Comparison between the two users concerning a specific workflow

In both sessions, observation reports indicated that the test itself went accordingly to what was expected, which also indicated that the user was engaged by the application.

5 Conclusions

The usage and flexibility of DynEaaS for evaluating the TeleRehabilitation system was proved to be very helpful. The creation of automatic workflows which trigger according to specific events allowed the extraction of valuable information from the user in real situations. For instance, DynEaaS allowed us to verify that the patient, when confronted with the ability to use speech interfaces, does so, even when speech recognition is not perfect.

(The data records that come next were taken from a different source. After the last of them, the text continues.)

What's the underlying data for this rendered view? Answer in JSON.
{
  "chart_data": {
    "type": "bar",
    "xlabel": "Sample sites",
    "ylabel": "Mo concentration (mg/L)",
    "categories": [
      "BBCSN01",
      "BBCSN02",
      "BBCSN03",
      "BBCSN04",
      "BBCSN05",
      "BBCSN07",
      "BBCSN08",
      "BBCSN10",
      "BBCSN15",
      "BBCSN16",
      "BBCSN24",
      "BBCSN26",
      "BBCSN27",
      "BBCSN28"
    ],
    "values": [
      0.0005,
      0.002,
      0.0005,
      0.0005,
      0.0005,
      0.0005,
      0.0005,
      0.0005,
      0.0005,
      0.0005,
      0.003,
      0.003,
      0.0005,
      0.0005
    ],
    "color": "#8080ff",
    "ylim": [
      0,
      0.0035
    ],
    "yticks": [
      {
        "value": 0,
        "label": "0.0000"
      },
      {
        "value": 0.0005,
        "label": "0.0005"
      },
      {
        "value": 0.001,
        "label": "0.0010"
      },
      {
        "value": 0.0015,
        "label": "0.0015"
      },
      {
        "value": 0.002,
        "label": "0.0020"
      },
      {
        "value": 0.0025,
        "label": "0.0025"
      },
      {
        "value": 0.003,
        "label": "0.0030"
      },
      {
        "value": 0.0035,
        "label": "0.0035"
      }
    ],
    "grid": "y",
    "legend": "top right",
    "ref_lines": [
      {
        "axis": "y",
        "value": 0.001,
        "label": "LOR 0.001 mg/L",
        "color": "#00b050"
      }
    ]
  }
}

In the future we intend to create more test cases with a higher number of users. While the presented case study was performed singularly and without concurrent applications, the compatibility of other software and hardware elements should be also asserted, preferably in non-controlled environments.

Additionally, the application of DynEaaS in other scenarios is also an objective as well as its enhancement, majorly by exploring the automatic generation of inquiries based on domain specific ontologies.